The invention relates to an improved processor for a programmable controller of the type used to control an industrial machine or process through input and output devices.
In Brown et al, U.S. Pat. No. 4,282,584, issued Aug. 4, 1981, a processor module executes user control instructions by translating and mappping these instructions to respective interpreter routines stored in a programmable read-only memory (PROM) on the module. This allows personnel who use the equipment to enter a program in ladder diagram format, which is easier to understand and represents a higher level language than the assembly language used in designing interpreter routines. This assembly language has been designed by the manufacturer of the particular microprocessor chip that is selected for the prime controlling element in the processor module.
In equipment of this type, an important feature is the speed or rate at which user instructions are executed, because this determines the scan rate at which the status of input devices is sensed and the status of output devices is set. As explained in the above patent application, each interpreter routine has a first portion to execute a control operation and a second portion, referred to as a "fetch" sequence, which is executed to find the first instruction in the interpreter routine for the next user macroinstruction in the control program. This "fetch" routine is thus repeatedly executed, and the quicker the microprocessor can execute this fetch sequence, the faster the user instructions can be executed.

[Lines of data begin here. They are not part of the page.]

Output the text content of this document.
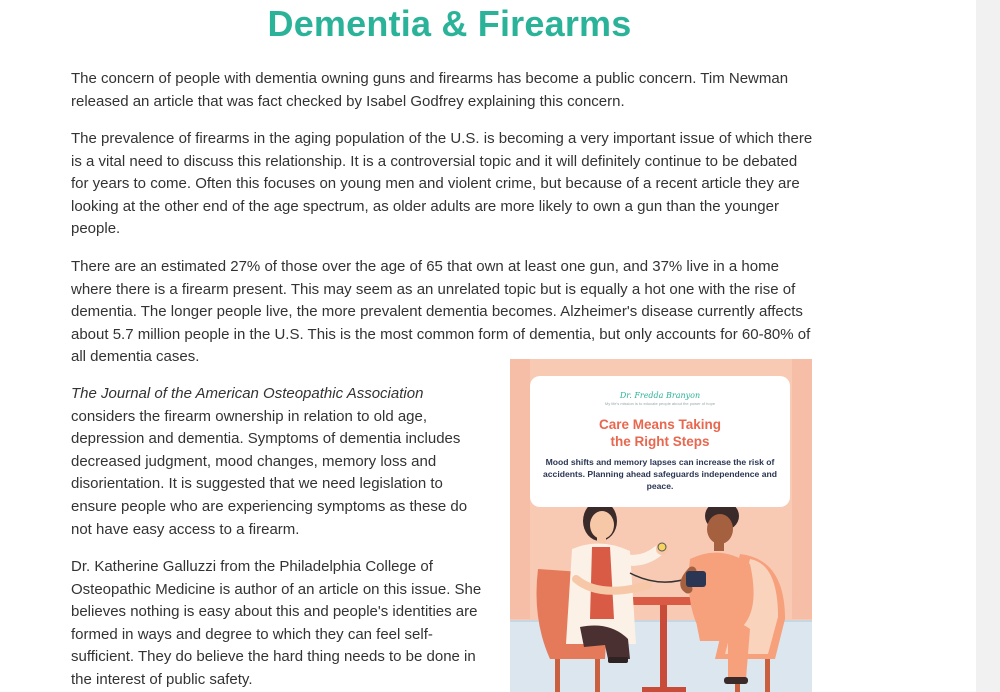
Dementia & Firearms

The concern of people with dementia owning guns and firearms has become a public concern. Tim Newman released an article that was fact checked by Isabel Godfrey explaining this concern.

The prevalence of firearms in the aging population of the U.S. is becoming a very important issue of which there is a vital need to discuss this relationship. It is a controversial topic and it will definitely continue to be debated for years to come. Often this focuses on young men and violent crime, but because of a recent article they are looking at the other end of the age spectrum, as older adults are more likely to own a gun than the younger people.

There are an estimated 27% of those over the age of 65 that own at least one gun, and 37% live in a home where there is a firearm present. This may seem as an unrelated topic but is equally a hot one with the rise of dementia. The longer people live, the more prevalent dementia becomes. Alzheimer's disease currently affects about 5.7 million people in the U.S. This is the most common form of dementia, but only accounts for 60-80% of all dementia cases.

The Journal of the American Osteopathic Association considers the firearm ownership in relation to old age, depression and dementia. Symptoms of dementia includes decreased judgment, mood changes, memory loss and disorientation. It is suggested that we need legislation to ensure people who are experiencing symptoms as these do not have easy access to a firearm.

Dr. Katherine Galluzzi from the Philadelphia College of Osteopathic Medicine is author of an article on this issue. She believes nothing is easy about this and people's identities are formed in ways and degree to which they can feel self-sufficient. They do believe the hard thing needs to be done in the interest of public safety.

Dr. Fredda Branyon
My life's mission is to educate people about the power of hope
Care Means Taking
the Right Steps
Mood shifts and memory lapses can increase the risk of accidents. Planning ahead safeguards independence and peace.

Microprocessor chips typically have a number of internal registers. Some of these are used for pointing to the location of the machine language instructions to be executed by the microprocessor. Typically, a 16-bit word of information in a program counter (PC) register points to the instruction being executed, while a last-in-first-out (LIFO) internal memory area called a "stack" stores the addresses of instructions in subroutines to be executed later. A sixteen-bit register called a stack pointer (SP) is provided to address the stack when "pushing" data onto the stack or "popping" data off the stack. Other internal working registers in a microprocessor are used for storing intermediate data results or as counters.
In the above-mentioned processor module, the operation code and operand address are read out of the main memory and through the translator memory to a pair of internal working registers in the microprocessor. From there the operand address is shifted to another 8-bit working register. The 8-bit operation code becomes the low byte in the 16-bit program counter (PC) register after execution of several register exchange instructions. As the last step in this sequence, the microprocessor executes a jump indirectly to the interpreter routine, which has its address stored in a jump table at the location corresponding to the 8-bit address provided by the operation code. If this sequence could be shortened, the total scan time for a control program of many user instructions would be considerably shortened.
Besides executing each user program instruction with fewer machine language instructions, the execution time for the control program can be decreased by lowering the execution time for each "rung" of the control program. In the industrial control field, the control program usually takes the form of a ladder diagram in which the user program instructions are strung together to form rungs. If the execution of user program instructions produces a sequence of "true" results from one end of the rung to the other, the rung status is also "true." If this string of "true" results is broken by a "false" result, the status of the rung is usually "false," although a rung with multiple parallel branches requires "false" results in each parallel branch before the rung is declared to be "false." In prior controllers, all user program instructions in a rung were executed even after one or more "false" results were encountered. This was not an efficient use of processor time.
Besides increasing the speed of processor operation, it is also desirable to provide security for the control program once it is established, to prevent its loss during power interruption or other conditions that could affect the volatile main memory. To accomplish this, a processor module has been provided with a non-volatile, read-mostly memory into which a master copy of the control program can be transferred upon a user command, and later automatically called up if the program in the main memory cannot be verified. Such a module is disclosed in Ecker et al, U.S. Pat. No. 4,291,388, issued Sept. 22, 1981. In this application, the processor module is part of a programmable interface (PI) in a numerical control system having a relatively large power supply. This PI processor module receives .+-.15 d-c volt signals from the power supply through the backplane and includes circuitry for adjusting these signals to the level necessary to erase the contents of the non-volatile memory and to write control program instructions into this memory.